Marshall Sahlins questiona, em seu livro “Esperando Foucault, ainda”, a centralidade das questões colocadas pelos antropólogos. Diz-se que em qualquer embate de Ciências Sociais que Michel Foucault pode ser sacado como autor que perpassou as discussões que são centrais para a sociologia ou a antropologia europeia. É a partir dessa ideia que se concretiza a crítica da antropologia reversa, pois, ao que parece, Foucault perpassa a grande maioria das questões e problemas levantados pela cultura ocidental contemporânea, e, apesar da relevância dos questionamentos de Foucault, não são essas as problematizações centrais quando se trata de uma cultura que não a nossa, e a partir daí que surge a proposta da antropologia reversa, que busca não impor os problemas ocidentais sobre seus “nativos”.
A antropologia deixa de ser uma característica cultural (um atributo culturalmente específico: o modo pelo qual nós, ‘ocidentais’, conhecemos o Outro) e passa a ser o nome da relação entre modos diversos de lidar com a alteridade. (GORDON, 2006).

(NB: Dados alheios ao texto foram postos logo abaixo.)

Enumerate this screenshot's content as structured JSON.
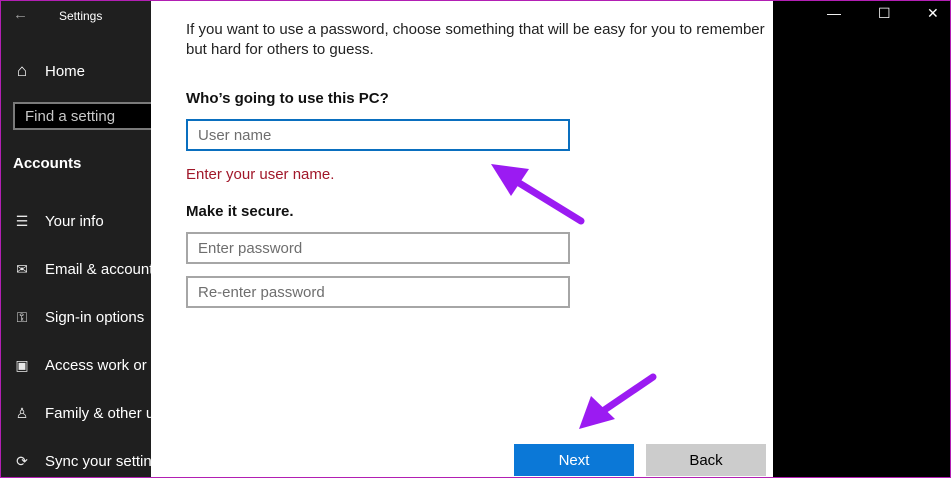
{
  "window": {
    "title": "Settings",
    "back_icon": "←",
    "minimize_icon": "—",
    "maximize_icon": "☐",
    "close_icon": "✕"
  },
  "sidebar": {
    "home_label": "Home",
    "home_icon": "⌂",
    "search_placeholder": "Find a setting",
    "section_label": "Accounts",
    "items": [
      {
        "label": "Your info",
        "icon": "☰"
      },
      {
        "label": "Email & accounts",
        "icon": "✉"
      },
      {
        "label": "Sign-in options",
        "icon": "⚿"
      },
      {
        "label": "Access work or school",
        "icon": "▣"
      },
      {
        "label": "Family & other users",
        "icon": "♙"
      },
      {
        "label": "Sync your settings",
        "icon": "⟳"
      }
    ]
  },
  "dialog": {
    "intro_line1": "If you want to use a password, choose something that will be easy for you to remember",
    "intro_line2": "but hard for others to guess.",
    "question": "Who’s going to use this PC?",
    "username_placeholder": "User name",
    "username_value": "",
    "error_text": "Enter your user name.",
    "secure_heading": "Make it secure.",
    "password_placeholder": "Enter password",
    "reenter_placeholder": "Re-enter password",
    "next_label": "Next",
    "back_label": "Back"
  },
  "colors": {
    "accent": "#0b78d7",
    "error": "#a1182a",
    "annotation_arrow": "#9b1bf2",
    "frame_border": "#b21fb3"
  }
}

Tendo essa ideia introduzida por Flávio Gordon em mente, passo a discutir então a questão das auto-etnografias nativas como resposta ao que, antes, era considerado ofício do antropólogo. Essa nova antropologia, que re-conceituada por Gordon, deixa de ser o Eu, ou a Ciência falando do Outro, e dá espaço para que o poder palavra seja tomado pelo “nativo” e empregado à sua maneira, fora da visão ocidentalizante que, em geral, é característica do antropólogo. Estes novos espaços de fala que vem surgindo para que as próprias comunidades, antes etnografadas, falem por si, a respeito de si e para si (ou para o outro) causam um empoderamento dessas pessoas que antes não tinham o privilégio da palavra, mas sim o papel de objeto.
Com o surgimento das auto-etnografias parece que está sendo posta em cheque a “razão ética do antropólogo em estar apto a teorizar sobre o outro”, colocando como horizonte, numa leitura pessimista, o fim do trabalho do antropólogo, pois parece, em um primeiro momento, que a fala de si é irrefutável, e tendo esse espaço de discurso antropológico sido conquistado pelo “nativo”, não haveria então, uma razão de ser do antropólogo. Tal raciocínio bem que parece válido se operarmos dentro de uma lógica que a antropologia é isenta de personalidade, que a ela carece um autor. Mas o que se deve de fato perguntar é o que são as informações coletadas em campo, o porquê dessas informações e, por último, o que se pretende fazer delas.
O ofício do antropólogo, julgo eu, não deveria ter a pretensão de cunhar verdades objetivas a respeito de qualquer que seja o “objeto” escolhido a ser etnografado, mas sim de oferecer, a partir de sua pesquisa, uma leitura a ser considerada a respeito de sua vivência em campo. O fato de os escritos de um antropólogo sobre um “nativo” divergir em diversos aspectos de um texto escrito por seu “objeto” sobre ele mesmo não torna o texto etnográfico menos legítimo. A situação é análoga a de considerar duas etnografias feitas por dois antropólogos diferentes sobre uma mesma comunidade. O discurso produzido por eles irá divergir alguns aspectos, e convergir em outros. A possibilidade de que a auto-etnografia e a etnografia cheguem a “conclusões” diferentes não significa que uma postura deva ser considerada em detrimento da outra, e que um discurso é mais útil e mais legítimo que o outro, pois no fazer antropológico, a meu ver, deve-se estabelecer parâmetros para que a sociedade seja pensada, e não verdades sobre ela.